My goal is to automate the initialization of a GUI-based app that runs on a Windows server and requires various buttons to be clicked, but I have a number of constraints that make this particularly challenging (and so far, comically complicated).
- The system that starts the app has to be triggered by a shell script on a Linux machine–this is extremely constraining but unfortunately mandatory by nature of our system.
- The only way I’ve found to automate the startup of the Win server app is to use a PyAutoGui script. This works when run on the server, but I need a way to start the script from outside the server in an automated way.
- PyAutoGUI needs a visual desktop environment to work, so just calling the python script with SSH won’t work AFAIK.
So far, I’ve managed to put together a Rube-Goldberg machine of different tools that gets me as far as automating opening an RDP window into the Windows server from the Linux machine as follows:
Original Linux program that knows when the GUI app needs to run triggers a shell script that curls an HTTP call to a Java service listening on the Linux system — The Java service then execs a gnome terminal that runs rdesktop
to open a remote connection to the Windows server.
From here though, I don’t know any elegant ways (none of this is elegant so far, I know) to invoke the python script on the Win server to actually start the app.

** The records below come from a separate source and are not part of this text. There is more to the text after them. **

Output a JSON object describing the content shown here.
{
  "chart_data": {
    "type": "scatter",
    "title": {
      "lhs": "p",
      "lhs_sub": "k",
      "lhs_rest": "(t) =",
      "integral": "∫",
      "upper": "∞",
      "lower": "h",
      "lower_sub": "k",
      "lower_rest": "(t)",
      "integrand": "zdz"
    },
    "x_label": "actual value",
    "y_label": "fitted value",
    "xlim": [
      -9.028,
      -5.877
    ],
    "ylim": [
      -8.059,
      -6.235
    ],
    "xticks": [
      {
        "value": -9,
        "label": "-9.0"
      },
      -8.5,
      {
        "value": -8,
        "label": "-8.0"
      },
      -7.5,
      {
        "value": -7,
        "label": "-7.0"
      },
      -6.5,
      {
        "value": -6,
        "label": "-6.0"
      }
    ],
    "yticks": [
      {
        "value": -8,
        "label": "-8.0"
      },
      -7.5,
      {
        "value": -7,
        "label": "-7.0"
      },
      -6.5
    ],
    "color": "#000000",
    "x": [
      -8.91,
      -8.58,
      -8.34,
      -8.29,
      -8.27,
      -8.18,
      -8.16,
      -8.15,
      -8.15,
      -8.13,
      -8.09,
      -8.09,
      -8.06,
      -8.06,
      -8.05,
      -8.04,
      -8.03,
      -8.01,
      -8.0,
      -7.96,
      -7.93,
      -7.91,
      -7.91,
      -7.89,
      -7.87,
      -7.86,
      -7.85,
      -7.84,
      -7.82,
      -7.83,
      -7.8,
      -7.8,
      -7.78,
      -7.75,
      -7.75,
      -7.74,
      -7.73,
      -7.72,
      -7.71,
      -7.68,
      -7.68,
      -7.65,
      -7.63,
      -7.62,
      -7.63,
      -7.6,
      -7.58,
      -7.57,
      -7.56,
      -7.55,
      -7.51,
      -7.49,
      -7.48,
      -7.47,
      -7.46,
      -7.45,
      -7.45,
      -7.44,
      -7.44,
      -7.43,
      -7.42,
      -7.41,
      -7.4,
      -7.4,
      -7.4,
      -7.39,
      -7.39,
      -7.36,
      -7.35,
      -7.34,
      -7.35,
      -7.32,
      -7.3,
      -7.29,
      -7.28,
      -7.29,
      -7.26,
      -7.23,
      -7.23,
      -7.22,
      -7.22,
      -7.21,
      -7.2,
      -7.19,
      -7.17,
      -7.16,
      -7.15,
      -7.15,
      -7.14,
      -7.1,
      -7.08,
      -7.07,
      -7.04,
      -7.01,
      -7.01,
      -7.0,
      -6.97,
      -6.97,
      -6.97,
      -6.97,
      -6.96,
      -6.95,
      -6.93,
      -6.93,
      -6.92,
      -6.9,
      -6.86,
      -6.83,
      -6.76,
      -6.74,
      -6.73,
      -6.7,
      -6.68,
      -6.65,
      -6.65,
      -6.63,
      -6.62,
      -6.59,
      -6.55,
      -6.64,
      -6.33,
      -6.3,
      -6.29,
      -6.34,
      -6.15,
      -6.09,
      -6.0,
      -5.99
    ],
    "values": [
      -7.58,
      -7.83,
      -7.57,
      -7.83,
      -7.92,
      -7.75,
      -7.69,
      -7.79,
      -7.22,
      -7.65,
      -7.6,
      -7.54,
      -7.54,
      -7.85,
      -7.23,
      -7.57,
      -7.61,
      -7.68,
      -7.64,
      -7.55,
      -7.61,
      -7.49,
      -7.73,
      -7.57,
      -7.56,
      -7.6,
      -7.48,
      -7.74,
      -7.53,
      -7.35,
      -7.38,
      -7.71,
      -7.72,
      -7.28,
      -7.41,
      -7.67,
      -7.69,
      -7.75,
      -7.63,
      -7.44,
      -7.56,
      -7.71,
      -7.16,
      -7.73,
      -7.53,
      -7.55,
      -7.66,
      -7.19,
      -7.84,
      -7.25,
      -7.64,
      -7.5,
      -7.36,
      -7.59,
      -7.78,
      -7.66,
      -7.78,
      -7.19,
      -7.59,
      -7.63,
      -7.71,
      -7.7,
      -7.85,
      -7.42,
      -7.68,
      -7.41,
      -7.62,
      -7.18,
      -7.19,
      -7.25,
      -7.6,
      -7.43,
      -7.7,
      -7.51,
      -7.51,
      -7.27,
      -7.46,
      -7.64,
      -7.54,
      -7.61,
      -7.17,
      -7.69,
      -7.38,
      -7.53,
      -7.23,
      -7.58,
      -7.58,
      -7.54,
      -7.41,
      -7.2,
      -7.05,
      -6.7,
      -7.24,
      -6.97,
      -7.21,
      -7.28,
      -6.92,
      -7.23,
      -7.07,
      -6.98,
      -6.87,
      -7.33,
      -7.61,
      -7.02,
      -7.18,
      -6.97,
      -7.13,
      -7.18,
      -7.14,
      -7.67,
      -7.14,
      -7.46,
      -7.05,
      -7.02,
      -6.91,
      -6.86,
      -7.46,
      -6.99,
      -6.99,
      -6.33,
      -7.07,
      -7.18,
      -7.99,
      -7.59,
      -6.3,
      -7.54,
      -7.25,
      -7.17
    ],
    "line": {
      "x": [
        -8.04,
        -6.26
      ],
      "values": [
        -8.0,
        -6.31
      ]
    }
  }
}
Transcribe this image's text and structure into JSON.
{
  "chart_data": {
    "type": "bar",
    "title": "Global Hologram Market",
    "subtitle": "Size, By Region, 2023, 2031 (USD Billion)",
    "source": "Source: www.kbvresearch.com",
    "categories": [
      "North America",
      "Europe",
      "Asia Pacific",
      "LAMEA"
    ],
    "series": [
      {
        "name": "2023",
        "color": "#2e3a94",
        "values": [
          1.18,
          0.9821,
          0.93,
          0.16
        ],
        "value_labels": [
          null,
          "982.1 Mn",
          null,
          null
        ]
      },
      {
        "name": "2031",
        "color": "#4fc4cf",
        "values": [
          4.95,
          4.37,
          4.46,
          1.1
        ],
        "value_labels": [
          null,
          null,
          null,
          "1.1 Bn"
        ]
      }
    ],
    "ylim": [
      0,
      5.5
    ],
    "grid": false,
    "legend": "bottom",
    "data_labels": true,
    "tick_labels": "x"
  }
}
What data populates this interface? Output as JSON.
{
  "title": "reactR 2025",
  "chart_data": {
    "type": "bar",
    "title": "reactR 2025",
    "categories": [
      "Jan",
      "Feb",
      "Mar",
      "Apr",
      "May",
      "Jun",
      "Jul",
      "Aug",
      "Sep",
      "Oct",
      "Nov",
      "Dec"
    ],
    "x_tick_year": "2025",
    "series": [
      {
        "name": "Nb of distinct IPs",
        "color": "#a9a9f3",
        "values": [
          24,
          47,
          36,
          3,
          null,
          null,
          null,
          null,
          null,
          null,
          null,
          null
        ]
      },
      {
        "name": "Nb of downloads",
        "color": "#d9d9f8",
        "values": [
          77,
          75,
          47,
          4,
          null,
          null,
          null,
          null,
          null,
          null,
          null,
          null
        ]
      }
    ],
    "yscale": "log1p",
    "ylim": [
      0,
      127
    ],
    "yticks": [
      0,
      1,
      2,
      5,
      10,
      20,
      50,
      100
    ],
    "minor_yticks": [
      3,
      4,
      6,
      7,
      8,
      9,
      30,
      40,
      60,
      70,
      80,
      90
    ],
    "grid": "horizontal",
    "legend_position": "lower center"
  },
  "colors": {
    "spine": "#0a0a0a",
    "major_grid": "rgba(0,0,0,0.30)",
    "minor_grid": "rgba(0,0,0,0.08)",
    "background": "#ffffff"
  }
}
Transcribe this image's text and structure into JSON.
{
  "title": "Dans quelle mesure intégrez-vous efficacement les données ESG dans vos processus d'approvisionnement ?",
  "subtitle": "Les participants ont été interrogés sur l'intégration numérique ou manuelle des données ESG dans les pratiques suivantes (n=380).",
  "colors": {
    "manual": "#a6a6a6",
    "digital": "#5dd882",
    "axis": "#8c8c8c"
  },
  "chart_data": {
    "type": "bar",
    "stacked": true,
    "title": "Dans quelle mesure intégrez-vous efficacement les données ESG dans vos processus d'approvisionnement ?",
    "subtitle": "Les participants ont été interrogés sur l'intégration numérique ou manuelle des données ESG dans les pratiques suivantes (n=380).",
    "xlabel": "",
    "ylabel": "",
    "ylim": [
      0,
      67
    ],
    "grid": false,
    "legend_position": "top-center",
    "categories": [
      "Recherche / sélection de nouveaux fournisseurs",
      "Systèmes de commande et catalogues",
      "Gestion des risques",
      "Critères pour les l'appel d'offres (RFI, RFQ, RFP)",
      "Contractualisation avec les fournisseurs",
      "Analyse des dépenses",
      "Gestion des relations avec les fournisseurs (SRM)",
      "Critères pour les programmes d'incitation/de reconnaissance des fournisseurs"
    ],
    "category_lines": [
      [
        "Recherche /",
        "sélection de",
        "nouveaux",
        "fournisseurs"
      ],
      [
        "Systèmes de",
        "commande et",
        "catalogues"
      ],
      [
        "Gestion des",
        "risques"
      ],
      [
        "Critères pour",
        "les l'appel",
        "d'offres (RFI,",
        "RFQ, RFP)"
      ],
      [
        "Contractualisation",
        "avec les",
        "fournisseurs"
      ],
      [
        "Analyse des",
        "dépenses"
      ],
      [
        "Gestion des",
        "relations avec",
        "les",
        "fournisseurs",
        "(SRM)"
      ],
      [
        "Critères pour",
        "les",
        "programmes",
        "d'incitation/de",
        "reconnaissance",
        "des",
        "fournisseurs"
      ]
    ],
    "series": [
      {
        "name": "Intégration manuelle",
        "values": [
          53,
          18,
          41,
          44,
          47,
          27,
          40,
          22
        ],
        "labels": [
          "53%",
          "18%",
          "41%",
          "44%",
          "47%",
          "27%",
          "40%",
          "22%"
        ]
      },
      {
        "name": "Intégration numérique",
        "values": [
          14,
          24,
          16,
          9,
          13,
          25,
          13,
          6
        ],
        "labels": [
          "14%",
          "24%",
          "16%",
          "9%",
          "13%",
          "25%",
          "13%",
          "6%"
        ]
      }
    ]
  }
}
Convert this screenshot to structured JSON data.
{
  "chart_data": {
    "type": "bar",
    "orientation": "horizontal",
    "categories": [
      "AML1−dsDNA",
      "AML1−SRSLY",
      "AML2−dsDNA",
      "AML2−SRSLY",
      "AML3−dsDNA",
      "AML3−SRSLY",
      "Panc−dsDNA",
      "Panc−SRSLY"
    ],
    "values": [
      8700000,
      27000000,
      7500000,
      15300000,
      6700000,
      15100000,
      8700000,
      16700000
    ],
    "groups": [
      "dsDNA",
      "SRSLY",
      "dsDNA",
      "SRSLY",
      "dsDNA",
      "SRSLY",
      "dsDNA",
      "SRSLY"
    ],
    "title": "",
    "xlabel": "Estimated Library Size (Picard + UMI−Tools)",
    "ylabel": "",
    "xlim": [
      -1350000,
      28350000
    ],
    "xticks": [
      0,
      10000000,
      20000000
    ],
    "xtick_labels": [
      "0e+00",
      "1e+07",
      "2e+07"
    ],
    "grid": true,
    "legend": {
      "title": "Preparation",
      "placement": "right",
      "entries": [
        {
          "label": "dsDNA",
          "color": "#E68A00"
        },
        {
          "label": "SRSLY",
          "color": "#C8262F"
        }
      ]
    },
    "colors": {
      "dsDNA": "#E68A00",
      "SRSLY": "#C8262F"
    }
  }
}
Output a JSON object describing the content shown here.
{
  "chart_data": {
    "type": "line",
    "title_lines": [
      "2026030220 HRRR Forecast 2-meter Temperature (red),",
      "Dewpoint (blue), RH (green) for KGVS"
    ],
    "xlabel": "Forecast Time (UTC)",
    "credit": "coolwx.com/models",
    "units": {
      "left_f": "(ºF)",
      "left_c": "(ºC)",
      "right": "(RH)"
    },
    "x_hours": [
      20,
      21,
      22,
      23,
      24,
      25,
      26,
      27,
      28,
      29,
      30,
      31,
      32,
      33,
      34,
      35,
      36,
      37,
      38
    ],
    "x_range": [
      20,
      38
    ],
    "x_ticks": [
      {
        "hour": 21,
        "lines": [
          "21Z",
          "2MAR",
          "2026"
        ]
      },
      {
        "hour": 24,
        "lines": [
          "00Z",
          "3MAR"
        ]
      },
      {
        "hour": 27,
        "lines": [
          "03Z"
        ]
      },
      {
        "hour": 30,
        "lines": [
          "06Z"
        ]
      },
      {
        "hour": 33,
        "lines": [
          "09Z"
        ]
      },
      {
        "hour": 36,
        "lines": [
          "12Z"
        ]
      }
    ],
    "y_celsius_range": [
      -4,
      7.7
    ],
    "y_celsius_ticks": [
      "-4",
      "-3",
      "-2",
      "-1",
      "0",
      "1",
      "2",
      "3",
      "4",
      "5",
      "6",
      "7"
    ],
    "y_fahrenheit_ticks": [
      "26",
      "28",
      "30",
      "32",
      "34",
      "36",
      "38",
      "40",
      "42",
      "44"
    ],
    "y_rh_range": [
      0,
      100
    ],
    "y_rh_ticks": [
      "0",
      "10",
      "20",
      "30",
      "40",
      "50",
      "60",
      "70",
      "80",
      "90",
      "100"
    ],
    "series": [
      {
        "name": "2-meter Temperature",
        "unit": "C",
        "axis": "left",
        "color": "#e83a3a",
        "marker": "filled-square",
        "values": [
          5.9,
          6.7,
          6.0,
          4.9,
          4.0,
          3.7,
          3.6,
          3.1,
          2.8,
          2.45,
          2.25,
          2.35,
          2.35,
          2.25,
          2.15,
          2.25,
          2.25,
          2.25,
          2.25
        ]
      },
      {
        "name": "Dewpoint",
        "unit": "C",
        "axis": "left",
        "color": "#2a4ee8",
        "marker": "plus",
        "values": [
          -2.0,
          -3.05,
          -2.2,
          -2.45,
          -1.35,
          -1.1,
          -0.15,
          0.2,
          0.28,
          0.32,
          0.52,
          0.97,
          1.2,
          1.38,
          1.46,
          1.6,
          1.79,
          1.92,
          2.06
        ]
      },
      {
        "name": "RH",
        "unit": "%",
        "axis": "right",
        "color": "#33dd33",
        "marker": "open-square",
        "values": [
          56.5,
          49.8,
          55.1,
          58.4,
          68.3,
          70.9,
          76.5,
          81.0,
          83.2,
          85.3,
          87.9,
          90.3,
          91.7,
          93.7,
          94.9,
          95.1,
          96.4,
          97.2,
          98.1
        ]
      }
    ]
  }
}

My only idea is to use ANOTHER PyAutoGUI script run from the Linux machine to automate selecting and running the other script through the RDP window. This seems like a bridge too far at this point, so any alternative approaches (ideally using Java) to do what I want on the Windows server I’ve opened an RDP connection to would be much appreciated.
I again apologize for the incredibly disjointed problem and any better solutions/suggestions at any point are welcome.